Inhouse or agency? What to consider when you’re applying for a job in PR

1024 1022 The Ideas Suite

For those seeking to work in public relations, not only are there varying roles within the industry, but there is the option to work ‘agency side’ or ‘client side’. The PR industry in Sydney is filled with long-term ‘agency people’, those that have always worked in-house, and some who have tested both sides of the fence to see where the grass is greener. Therefore, there is a long-running debate in the PR and communications industry: “Which is better: Agency or in-house?”

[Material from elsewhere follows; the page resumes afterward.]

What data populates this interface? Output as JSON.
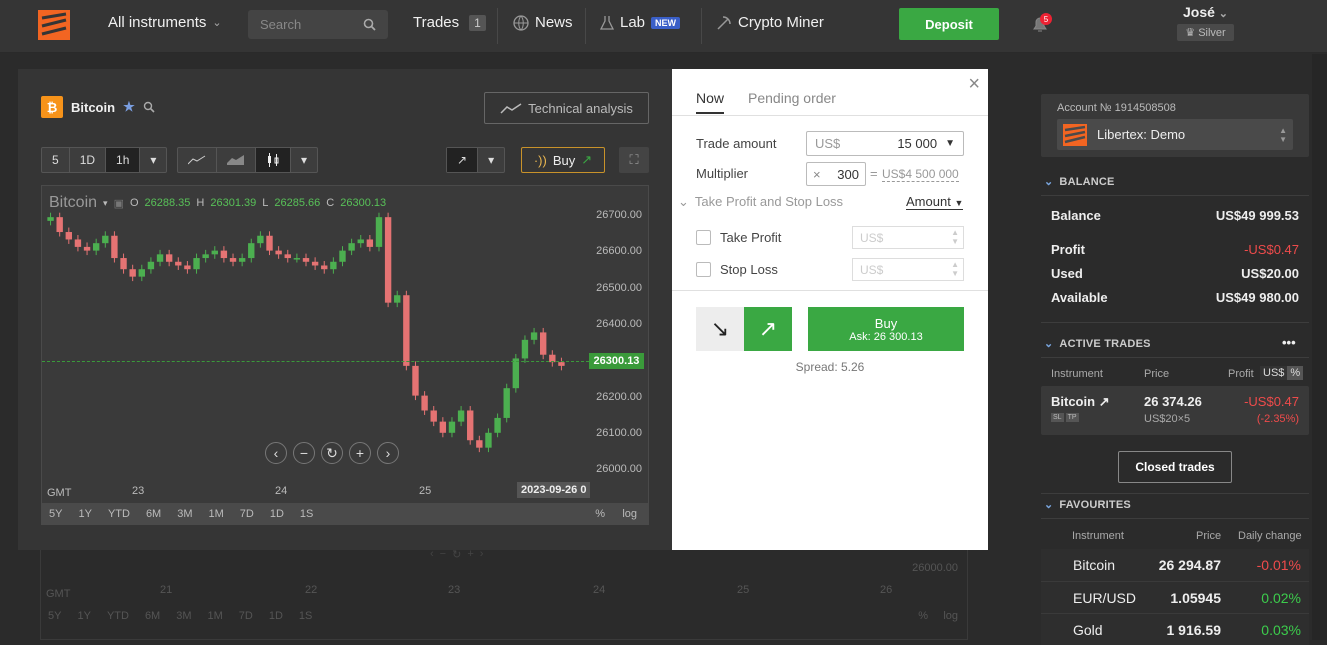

Inevitably, there are major differences between agency and in-house roles, with pros and cons for each in terms of work-life balance, culture, pay and career progression. We list them below.

In-house roles

Pros:

  • Working in-house, a PR manager is closer to their organisation’s marketing program and its stakeholders. This enables them to learn – and be involved with – various aspects of the organisation, and get PR ideas approved more easily.
  • In-house roles within larger organisations tend to attract higher salaries than agency roles.
  • Working in-house can provide a PR manager with better work-life balance and more incentives and rewards.
  • Working for a well-known brand directly can look very good on a CV.
  • In-house PR managers often have the opportunity to bring onboard and work with external agencies, who become their outsourced team.
  • Many mid-sized companies who have an internal PR function have only one or two PR people in their marketing team. This gives the PR manager the opportunity to take on a high level of responsibility, and to shape the PR function.

Cons:

  • A ‘client side’ PR manager works only on the one brand. This may be a con for those who love variety.
  • Working on the one brand will also mean they’ll be working only on the PR disciplines that are relevant to that brand – for example, media coverage and stakeholder communications. This may be a disadvantage for those who want to grow their PR skills across different disciplines – such as social media, events, activations and crisis communication.
  • If a PR manager is the only PR person inside the organisation, there is a risk he or she may feel isolated within the organisation, and will feel the need to continually educate other departments about the value of PR, and how it is measured.
  • Running a PR program for a single organisation for some time can feel repetitive if the company isn’t innovating in its marketing or its industry
  • In a small in-house PR department, the opportunities for promotions can be slim.
  • There are few ‘client side’ PR roles available and they are highly competitive.

Agency:

Pros:

  • Working ‘agency side’ will give a PR consultant exposure to a variety of brands and industries, and a variety of PR disciplines. This enables the PR consultant to grow quickly in a relatively short space of time.
  • An agency can move PR consultants between accounts annually to avoid the PR work from feeling staid or repetitive for its consultants.
  • Many agencies offer bonuses to their staff for bringing on leads that turn into business for the agency.
  • PR consultants in agencies have a strong team of peers with which to brainstorm ideas, collaborate on strategies, share challenges, and generally discuss day to day issues.
  • The fluid structure of an agency allows for quicker career progression with ample opportunity to rise through the ranks – and sometimes very quickly. The independent environment will mean PR consultants will manage and mentor juniors as they progress.
  • PR people with an agency background are in high demand for in-house roles. That’s because clients know that agency people have worked hard, have a record of getting things done quickly, have a proven record of delivering results, and are guaranteed to deliver under pressure.

Cons:

  • Consultants in PR agencies need to operate at a fast pace, work hard to achieve results, and thrive on some stress. While the experience of working in such an environment is great for one’s PR career, this isn’t for everyone.
  • As agencies hold multiple clients the demand for work to be completed according to various deadlines presents a lesser opportunity for work-life balance. Agency working weeks can be long and may require late nights in the office from time to time.
  • Agency salaries are often lower overall than those on ‘client side’, especially for junior roles. However, this is outweighed by the potential career growth rate available in an agency.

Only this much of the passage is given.